Lá fora, ouvindo o fraseado do prof. Raimundo foi mais quem gritou contente. Uns queriam até tocar foguete… Uma aposentada que queria uma orientação e aguardava sua vez pra falar com o velho advogado, não se conteve e desabafou:

– “Ontem quase morro ao enfrentar uma fila por mais de uma hora receber minha ninharia de aposento. Eu nunca vi fiscalização dum falano Procom. Acho que deveria ter mesmo por respeito pelo direito dos usuários nas agencias”.

“Home me diga donde é esse prefeito. Vou jazinho mandar comprar um crédito pro meu celular, mode ligar, dando um abraço nesse fio de Deus que teve compaixão do seu povo”. Assim dizia pegando no ombro do professor Seu Manoel, lá da Lagoa do Pote, outro sofredor que só sovaco de aleijado nas longas filas do BB, quando ia a cidade, também receber seu salário de aposentado.

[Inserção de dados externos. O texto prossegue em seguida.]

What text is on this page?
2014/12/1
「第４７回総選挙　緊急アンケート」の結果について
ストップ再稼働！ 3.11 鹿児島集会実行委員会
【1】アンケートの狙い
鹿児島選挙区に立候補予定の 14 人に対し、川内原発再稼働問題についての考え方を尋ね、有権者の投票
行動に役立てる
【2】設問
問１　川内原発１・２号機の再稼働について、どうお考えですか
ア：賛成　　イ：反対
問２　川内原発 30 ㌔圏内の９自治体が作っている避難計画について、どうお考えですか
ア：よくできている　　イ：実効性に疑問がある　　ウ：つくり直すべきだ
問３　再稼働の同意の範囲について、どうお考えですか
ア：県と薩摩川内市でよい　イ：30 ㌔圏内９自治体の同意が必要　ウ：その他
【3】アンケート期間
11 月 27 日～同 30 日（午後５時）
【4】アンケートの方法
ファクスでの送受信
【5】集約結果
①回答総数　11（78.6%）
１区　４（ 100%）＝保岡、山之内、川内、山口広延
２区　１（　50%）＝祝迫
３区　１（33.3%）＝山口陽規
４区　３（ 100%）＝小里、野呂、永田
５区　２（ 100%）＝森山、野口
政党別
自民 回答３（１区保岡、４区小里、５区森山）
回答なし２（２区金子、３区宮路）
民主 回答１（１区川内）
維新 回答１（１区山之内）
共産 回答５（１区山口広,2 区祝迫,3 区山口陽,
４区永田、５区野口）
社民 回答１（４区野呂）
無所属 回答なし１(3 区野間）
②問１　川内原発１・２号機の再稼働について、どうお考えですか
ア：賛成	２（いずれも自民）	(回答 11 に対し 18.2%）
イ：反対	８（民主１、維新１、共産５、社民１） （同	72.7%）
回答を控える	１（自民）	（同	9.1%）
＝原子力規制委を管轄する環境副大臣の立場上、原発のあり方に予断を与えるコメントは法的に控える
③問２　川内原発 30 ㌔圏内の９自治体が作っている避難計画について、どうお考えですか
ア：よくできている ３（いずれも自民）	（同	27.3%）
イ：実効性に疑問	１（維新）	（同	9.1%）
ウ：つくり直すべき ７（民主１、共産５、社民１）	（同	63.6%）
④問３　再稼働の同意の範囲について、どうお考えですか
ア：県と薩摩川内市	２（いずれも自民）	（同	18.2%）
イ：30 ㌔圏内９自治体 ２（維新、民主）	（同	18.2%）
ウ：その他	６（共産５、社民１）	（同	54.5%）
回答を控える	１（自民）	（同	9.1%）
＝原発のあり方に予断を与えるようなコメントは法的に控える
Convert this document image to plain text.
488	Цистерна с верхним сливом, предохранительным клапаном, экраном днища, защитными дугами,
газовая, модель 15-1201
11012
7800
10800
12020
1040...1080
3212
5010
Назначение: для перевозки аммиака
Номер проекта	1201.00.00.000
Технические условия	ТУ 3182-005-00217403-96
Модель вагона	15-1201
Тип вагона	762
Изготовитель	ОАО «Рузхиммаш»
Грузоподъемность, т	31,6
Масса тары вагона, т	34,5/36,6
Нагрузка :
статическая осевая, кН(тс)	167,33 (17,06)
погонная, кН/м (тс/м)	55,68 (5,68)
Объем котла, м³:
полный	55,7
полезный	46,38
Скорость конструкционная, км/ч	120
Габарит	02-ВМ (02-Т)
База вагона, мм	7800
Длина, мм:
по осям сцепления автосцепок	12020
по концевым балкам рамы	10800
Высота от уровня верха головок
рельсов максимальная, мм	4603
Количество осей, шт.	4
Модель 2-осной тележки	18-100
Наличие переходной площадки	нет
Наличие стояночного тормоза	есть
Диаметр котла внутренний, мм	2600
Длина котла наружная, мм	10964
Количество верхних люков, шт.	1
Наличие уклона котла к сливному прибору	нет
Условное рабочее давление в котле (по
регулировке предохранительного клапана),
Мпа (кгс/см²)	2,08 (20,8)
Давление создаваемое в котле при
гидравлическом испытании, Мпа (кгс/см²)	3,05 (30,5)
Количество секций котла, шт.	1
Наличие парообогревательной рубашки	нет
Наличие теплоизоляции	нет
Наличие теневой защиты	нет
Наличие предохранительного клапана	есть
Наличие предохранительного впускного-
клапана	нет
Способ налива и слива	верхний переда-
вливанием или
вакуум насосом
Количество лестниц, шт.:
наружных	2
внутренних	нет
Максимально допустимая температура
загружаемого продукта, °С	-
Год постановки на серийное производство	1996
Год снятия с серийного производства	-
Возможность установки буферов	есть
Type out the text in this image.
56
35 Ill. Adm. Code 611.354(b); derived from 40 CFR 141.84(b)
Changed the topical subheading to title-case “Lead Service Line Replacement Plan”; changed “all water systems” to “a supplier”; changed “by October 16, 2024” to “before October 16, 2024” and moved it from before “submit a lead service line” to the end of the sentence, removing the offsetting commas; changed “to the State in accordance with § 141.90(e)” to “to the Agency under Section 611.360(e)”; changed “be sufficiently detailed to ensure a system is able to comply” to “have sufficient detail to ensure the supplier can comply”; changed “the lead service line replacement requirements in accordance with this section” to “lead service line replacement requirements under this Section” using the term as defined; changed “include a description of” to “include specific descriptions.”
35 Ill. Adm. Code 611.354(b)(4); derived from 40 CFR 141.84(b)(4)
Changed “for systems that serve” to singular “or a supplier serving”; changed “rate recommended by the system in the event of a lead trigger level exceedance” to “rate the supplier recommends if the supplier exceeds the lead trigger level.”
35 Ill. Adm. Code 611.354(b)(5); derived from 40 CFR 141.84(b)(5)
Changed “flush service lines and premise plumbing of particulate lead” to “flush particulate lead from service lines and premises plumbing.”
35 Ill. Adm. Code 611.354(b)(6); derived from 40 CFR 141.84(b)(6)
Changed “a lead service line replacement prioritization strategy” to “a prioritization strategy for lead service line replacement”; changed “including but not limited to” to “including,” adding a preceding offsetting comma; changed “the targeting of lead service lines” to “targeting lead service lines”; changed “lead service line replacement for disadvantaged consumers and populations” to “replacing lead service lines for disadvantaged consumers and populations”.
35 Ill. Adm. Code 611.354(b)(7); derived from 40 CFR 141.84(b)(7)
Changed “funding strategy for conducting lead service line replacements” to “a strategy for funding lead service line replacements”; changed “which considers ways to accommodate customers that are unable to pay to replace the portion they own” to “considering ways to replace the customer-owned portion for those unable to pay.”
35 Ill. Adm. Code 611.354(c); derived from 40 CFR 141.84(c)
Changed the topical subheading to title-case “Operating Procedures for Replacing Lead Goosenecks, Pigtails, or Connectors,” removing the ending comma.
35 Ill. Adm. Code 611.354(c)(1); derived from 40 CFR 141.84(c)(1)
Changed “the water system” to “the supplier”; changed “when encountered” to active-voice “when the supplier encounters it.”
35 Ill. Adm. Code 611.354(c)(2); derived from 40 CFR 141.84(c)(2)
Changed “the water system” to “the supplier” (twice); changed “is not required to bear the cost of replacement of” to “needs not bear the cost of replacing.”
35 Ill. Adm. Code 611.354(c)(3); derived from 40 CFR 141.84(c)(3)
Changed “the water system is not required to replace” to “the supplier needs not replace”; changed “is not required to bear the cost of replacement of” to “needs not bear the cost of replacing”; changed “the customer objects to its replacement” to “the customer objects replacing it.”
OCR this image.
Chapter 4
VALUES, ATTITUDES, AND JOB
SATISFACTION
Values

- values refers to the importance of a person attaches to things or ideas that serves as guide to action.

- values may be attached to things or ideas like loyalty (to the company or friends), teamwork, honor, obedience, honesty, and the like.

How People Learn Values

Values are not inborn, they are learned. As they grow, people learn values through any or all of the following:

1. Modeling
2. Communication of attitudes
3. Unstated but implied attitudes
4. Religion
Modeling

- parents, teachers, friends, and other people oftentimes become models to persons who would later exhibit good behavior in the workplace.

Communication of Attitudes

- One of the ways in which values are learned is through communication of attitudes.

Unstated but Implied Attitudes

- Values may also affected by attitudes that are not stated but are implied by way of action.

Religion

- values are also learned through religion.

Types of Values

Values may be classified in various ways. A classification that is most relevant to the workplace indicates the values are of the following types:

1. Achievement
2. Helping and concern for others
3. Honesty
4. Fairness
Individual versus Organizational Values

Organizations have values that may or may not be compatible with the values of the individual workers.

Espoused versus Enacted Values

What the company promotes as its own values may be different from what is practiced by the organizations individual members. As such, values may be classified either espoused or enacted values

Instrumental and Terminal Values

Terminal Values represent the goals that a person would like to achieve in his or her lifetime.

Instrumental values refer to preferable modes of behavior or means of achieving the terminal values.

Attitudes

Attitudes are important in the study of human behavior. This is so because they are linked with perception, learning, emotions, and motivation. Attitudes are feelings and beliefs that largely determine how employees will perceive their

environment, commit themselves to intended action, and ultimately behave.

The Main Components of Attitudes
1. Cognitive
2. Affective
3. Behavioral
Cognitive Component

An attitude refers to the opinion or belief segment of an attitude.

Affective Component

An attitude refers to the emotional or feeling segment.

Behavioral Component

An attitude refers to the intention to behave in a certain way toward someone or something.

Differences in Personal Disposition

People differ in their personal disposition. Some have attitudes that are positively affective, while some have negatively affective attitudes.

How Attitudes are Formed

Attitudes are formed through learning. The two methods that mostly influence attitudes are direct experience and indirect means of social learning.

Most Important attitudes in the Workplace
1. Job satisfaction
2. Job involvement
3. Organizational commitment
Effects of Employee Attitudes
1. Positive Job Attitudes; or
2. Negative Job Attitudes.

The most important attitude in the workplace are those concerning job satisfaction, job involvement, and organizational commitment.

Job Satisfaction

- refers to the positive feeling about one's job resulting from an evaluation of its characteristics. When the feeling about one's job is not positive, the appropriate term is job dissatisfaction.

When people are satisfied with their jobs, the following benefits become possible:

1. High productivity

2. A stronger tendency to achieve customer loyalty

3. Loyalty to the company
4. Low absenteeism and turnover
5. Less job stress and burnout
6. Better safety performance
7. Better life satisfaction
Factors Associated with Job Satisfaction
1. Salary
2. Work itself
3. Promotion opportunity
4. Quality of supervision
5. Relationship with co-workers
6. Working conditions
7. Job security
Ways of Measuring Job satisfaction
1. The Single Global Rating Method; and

E o mestre escola coçou a cabeça. Passou a mão no nariz, já querendo sair, sem poder, agarrado pelo braço, com a mão pesada do “veião” e disse suspirando fundo:

– Vou responder, morrendo de vergonha em dizer a verdade, nua e crua. Bom, é melhor dizer em versos que vou improvisando, pra suavizar a pancada nas costas desses políticos que gostam de prometer como sem falta e faltar como sem dúvida. E soltou, sem gagueijar:

BELA MÃE-NATUREZA/ANIMAIS/MUITO DEU/TERRAS?/AGUAS/BELEZA/DELAS O MUNDO ENCHEU/AO HOMEM, FORÇAS, AÇÃO/MAS NEM TUDO PERFEITO/NELE, SEMPRE UM DEFEITO/
EM ESPECIAL UM PREFEITO. POR ISSO, CABRA-MACHO/PARA FECHAR UM BANCO/ADEUS, FILAS DUM ARRANCO/AQUI, PROCURO E NÃO ACHO.

E, foi saindo, meio zangado, meio chateado. Ao ouvir, lá de dentro, insistente pergunta: “Afinal de contas, donde é mesmo o prefeito corajoso?” Ele, de cabeça baixa, botando chapéu na cabeça respondeu:

– É lá da boa terra, a histórica Bahia.